La combe qui s’était formée de la réunion du Glacier Noir et du Glacier Blanc, se rencontre ici avec la combe de Celse-Nière, qui vient du Col et du Glacier du Sélé et recueille les eaux descendant des flancs méridionaux du Pelvoux. Leurs apports réunis ont formé un plateau, Glacier de Bonne Pierre et Muraille de la Barre des Escrins.
Sédiment sans doute d’ancien lac, qui se recouvre d’un épais gazon parsemé de bosquets de mélèzes. Le contraste est charmant entre cette verdure et les roches noirâtres du Petit Pelvoux qui la dominent.
Un village de chalets et un petit hôtel animent cette oasis à laquelle il ne manque que d’être plus connue pour être envahie.
Maintenant, la vallée se resserre en une magnifique forêt de mélèzes au travers de laquelle le chemin décrit ses méandres, et le torrent du Gyr précipite ses cascades.
Cet enchantement paraît trop court, quand on arrive au bas de l’étage, au village des Clots, dans la Vallouise plantureuse, à la rencontre du vallon de l’Échauda.

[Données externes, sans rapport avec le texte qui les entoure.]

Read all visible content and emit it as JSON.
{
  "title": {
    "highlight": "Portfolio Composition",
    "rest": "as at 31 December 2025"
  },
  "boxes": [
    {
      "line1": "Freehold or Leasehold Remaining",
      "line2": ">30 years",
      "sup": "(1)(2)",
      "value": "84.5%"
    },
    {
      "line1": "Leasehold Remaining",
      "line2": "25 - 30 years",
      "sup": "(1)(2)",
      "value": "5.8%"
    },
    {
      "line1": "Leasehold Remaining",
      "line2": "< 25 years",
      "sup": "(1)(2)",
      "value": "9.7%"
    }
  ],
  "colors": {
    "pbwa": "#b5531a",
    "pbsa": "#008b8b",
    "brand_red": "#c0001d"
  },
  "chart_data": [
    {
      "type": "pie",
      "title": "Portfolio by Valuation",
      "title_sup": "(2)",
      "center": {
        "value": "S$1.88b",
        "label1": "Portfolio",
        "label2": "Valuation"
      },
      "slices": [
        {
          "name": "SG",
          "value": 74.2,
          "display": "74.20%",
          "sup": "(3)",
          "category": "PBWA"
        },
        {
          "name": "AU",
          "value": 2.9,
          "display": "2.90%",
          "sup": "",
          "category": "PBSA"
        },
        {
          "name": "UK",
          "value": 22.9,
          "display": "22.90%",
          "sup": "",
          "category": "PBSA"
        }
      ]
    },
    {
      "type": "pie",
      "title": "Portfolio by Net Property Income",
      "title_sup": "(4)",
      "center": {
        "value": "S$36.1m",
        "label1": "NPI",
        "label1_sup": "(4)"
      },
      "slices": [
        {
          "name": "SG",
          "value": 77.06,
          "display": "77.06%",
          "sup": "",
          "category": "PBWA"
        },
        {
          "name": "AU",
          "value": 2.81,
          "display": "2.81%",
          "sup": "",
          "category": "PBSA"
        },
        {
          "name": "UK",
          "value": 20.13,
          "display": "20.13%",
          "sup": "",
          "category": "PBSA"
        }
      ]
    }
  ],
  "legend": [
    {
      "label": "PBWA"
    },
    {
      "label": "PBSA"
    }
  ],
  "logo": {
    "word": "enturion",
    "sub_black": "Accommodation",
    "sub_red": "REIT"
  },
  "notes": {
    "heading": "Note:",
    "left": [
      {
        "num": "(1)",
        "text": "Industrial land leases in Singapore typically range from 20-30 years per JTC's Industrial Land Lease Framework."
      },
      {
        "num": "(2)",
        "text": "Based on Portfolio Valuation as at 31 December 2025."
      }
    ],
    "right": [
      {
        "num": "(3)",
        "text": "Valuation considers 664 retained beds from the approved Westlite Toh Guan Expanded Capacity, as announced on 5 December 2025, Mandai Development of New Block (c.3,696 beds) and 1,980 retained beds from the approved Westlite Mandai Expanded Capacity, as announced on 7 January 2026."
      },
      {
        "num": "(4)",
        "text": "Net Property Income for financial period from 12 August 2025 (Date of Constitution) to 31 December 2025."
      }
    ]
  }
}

Un long berceau largement évasé, ouvert aux bienfaisants rayons du soleil, réunit, à une hauteur moyenne de 1200 mètres, les villages et les cultures de la Vallouise. À la suite des Clots on traverse Saint-Antoine, le Sarret, le Poêt, groupés en une commune sous le vocable du Pelvoux. Les maisons larges, bien bâties, avec de vastes auvents et des balcons orientés au midi, respirent un air d’aisance. Après Rière-Pont, on traverse le torrent qui devient la Gyronde, et on arrive au chef-lieu de la vallée, à la ville, Ville-Vallouise.

La campagne est riante, les prés sont verts, les eaux joyeuses ; à mi-hauteur, la terrasse des Alberts offre ses charmes, et une belle forêt de sapins couronne l’arête de la montagne qui vient fermer en quelque sorte ce gentil paradis de Vallouise. Puis, la petite plaine s’infléchit vers les Vigneaux, elle se resserre, se transforme en gorge, et le charme s’évanouit, car ce n’est plus qu’un coteau rocailleux qui se déverse dans la rocailleuse Durance.
Les deux principaux versants du grand massif ont ainsi des allures nettement différentes, la vallée de la Bérarde plus grandiose, celle de la Vallouise plus gracieuse ; celle-ci est d’ailleurs la note exceptionnelle de cet ensemble des hautes régions, car les deux versants secondaires, le bassin de l’Alpe et le Val Gaudemar, participent à l’austérité de la vallée du Vénéon.

Cette austérité impressionnante pour le visiteur a pour les initiés, pour les véritables alpinistes un charme qui les entraîne à braver les plus grands dangers. À l’ascensionniste, il faut l’ivresse de gagner l’espace : les pics les plus ardus, les plus élevés sont ceux qui enflamment le plus de convoitises ; la glorieuse muraille de la Meidje, l’imposante Barre des Escrins, la couronne des pics innombrables des massifs du Pelvoux et des Escrins lui offrent l’attrait des escalades les plus difficiles, les plus célèbres.